בְּעָא מִינֵּיהּ רַב אוֹשַׁעְיָא מֵרַבִּי אַמֵּי: אֵין לוֹ לַשּׁוֹחֵט, וְיֵשׁ לוֹ לְאֶחָד מִבְּנֵי חֲבוּרָה מַהוּ? אֲמַר לֵיהּ: מִי כְּתִיב ״לֹא תִשְׁחַט עַל חֲמֵצְךָ״? ״לֹא תִשְׁחַט עַל חָמֵץ״ כְּתִיב.
[Rav Ocha‘ya] lui dit : s'il en est ainsi, [le levain appartenant] meme a quelqu'un qui se trouverait au bout du monde [devrait egalement entrainer une transgression] ! Puisqu'il n'y a aucune limite a cet interdit, il devrait s'appliquer meme si le levain appartient a quelqu'un qui n'est associe d'aucune maniere a ce Pessa'h. [Rabbi Ami] lui dit : le verset dit « Tu n'immoleras point… » et la fin du verset enonce « …et le sacrifice de la fete de Pessa'h ne demeurera pas (lo yalin) jusqu'au matin ». Le verset met les deux interdits en parallele, d'ou l'on peut deduire ce qui suit : « Tu n'immoleras point sur du levain » s'applique a ceux qui sont concernes par l'interdit « il ne demeurera pas », a savoir les membres du groupe inscrit pour ce Pessa'h. Les personnes qui ne font pas partie de ce groupe ne sont pas tenues de veiller a ce que le sacrifice de Pessa'h ne demeure pas jusqu'au matin ; de meme, elles ne sont pas prises en compte pour l'interdit d'immoler le sacrifice alors que l'on possede du levain.

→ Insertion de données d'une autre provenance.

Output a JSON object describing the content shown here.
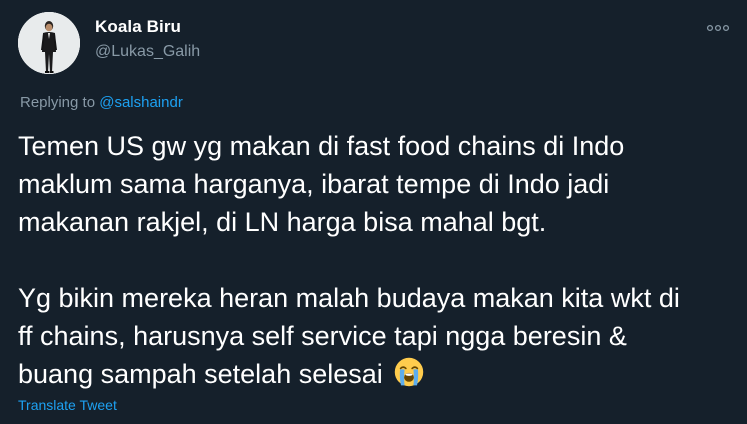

אֲמַר לֵיהּ: אִי הָכִי, אֲפִילּוּ לְאֶחָד בְּסוֹף הָעוֹלָם נָמֵי? אֲמַר לֵיהּ: אָמַר קְרָא ״לֹא תִשְׁחַט ... וְלֹא יָלִין״ — ״לֹא תִשְׁחַט עַל חָמֵץ״ — הָנָךְ דְּקָיְימִי עֲלֵיהּ מִשּׁוּם ״לֹא יָלִין״.
Rav Papa dit : par consequent, en vertu de ce raisonnement, le kohen qui fait fumer les graisses (helev) [du korban Pessa'h sur l'autel] transgresse l'interdit (lav) « Tu n'immoleras point » s'il possede du levain. Puisqu'il est inclus dans l'interdit de laisser subsister les parties sacrificielles de l'offrande, il est egalement inclus dans l'interdit d'immoler le sacrifice avec du levain, bien qu'il ne soit pas l'une des personnes qui mangeront ce Pessa'h.
אָמַר רַב פָּפָּא: הִילְכָּךְ כֹּהֵן הַמַּקְטִיר אֶת הַחֵלֶב — עוֹבֵר בְּלֹא תַעֲשֶׂה, הוֹאִיל וְיֶשְׁנוֹ בִּכְלַל הֲלָנַת אֵמוּרִין.